Por David Alfaro
22/01/2025
Y mis palabras van encaminadas a criticar a toda esta gente. Con esto no sugiero que aprecien al difunto, sino que sopesen sus aciertos y sus grandes errores en su justo valor. Pero este pueblo es INCAPAZ de hacerlo.
En el debate sobre las figuras políticas de El Salvador, las opiniones suelen dividirse en extremos irreconciliables. Hay quienes defienden a líderes como Funes, recordando con gratitud los beneficios recibidos durante su gestión: uniformes, zapatos, útiles escolares y desayunos para sus hijos, empleos temporales, ayudas sociales para sus familiares mayores. Para ellos, esos gestos materiales parecen bastar para enaltecer su legado. Por otro lado, están quienes lo desprecian, tal vez porque no recibieron nada de lo prometido, porque las expectativas que depositaron en ese gobierno se convirtieron en decepción… o porque fueron despedidas de su gobierno. Así, el juicio colectivo sobre un líder se mide más por lo que ofreció al bolsillo individual que por un análisis real de sus aciertos y errores como gobernante.
Esta dinámica no es nueva ni exclusiva del ámbito político. En muchas ocasiones, el pueblo salvadoreño ha demostrado una tendencia a reaccionar con base en emociones e intereses inmediatos, incapaz de mirar más allá de sus narices y de los espejitos y collares de vidrio que se le presentan como solución a problemas históricos y estructurales.

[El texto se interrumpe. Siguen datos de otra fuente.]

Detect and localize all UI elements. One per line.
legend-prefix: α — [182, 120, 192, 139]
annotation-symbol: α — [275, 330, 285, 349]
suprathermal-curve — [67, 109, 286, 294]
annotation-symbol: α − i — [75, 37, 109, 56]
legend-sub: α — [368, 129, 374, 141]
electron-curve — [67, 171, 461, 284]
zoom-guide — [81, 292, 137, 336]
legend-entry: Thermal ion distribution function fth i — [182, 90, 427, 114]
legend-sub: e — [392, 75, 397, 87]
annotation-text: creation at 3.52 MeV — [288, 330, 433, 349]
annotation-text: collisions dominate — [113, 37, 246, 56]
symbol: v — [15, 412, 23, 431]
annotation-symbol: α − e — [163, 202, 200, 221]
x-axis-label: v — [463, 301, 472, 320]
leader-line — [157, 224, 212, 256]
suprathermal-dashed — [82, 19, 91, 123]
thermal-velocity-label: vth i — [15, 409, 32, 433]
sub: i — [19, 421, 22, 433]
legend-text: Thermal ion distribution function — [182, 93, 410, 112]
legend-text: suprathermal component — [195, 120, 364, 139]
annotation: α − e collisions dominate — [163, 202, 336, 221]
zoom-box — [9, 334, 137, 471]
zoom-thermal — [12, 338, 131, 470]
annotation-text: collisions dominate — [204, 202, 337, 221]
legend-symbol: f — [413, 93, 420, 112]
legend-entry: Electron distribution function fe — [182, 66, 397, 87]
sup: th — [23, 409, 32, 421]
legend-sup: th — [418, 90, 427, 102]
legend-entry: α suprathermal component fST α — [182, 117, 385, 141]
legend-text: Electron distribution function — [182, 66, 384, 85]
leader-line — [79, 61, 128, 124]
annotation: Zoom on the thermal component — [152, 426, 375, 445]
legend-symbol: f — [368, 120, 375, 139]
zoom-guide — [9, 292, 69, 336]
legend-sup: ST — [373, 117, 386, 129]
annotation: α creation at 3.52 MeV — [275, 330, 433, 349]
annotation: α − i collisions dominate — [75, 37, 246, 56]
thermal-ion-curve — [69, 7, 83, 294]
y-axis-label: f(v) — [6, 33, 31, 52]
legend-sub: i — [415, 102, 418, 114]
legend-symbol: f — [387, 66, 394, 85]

Y es aquí donde surge una verdad incómoda: una parte importante del pueblo salvadoreño no evalúa desde la razón, sino desde la necesidad o, peor aún, desde la emotividad. En lugar de cuestionar con profundidad a quienes han moldeado su destino, es un pueblo que prefiere aceptar las migajas que le ofrecen mientras guarda silencio frente a los abusos de poder.
Es un comportamiento que duele aceptar, pero que se repite con alarmante frecuencia. A lo largo de la historia, el salvadoreño ha mostrado una rabia feroz frente a sus iguales, a pobres como él, pero una pasividad casi resignada frente a sus opresores. Cobardía con quien lo explota, pero violencia con quien está a su lado. Es un pueblo que exige cambios, pero rara vez está dispuesto a asumir el costo de construirlos y se limita a manchar una papeleta cada cierto tiempo, pensando que con eso ya lo hizo todo por cambiar su realidad. Una sociedad que se hunde en la queja y el lamento, pero que se conforma con las promesas vacías de quienes utilizan el poder en su beneficio.
Este texto no pretende romantizar ni idealizar al pueblo salvadoreño. Por el contrario, busca confrontarlo con sus contradicciones y limitaciones. Es hora de reflexionar sobre el papel que juega el ciudadano común en la construcción de su propia realidad. Más allá de los líderes de turno, ¿qué estamos haciendo como sociedad para romper el ciclo de dependencia, de silencio, de conformismo? Es momento de cuestionarnos si, como pueblo, estamos siendo parte del problema o de la solución…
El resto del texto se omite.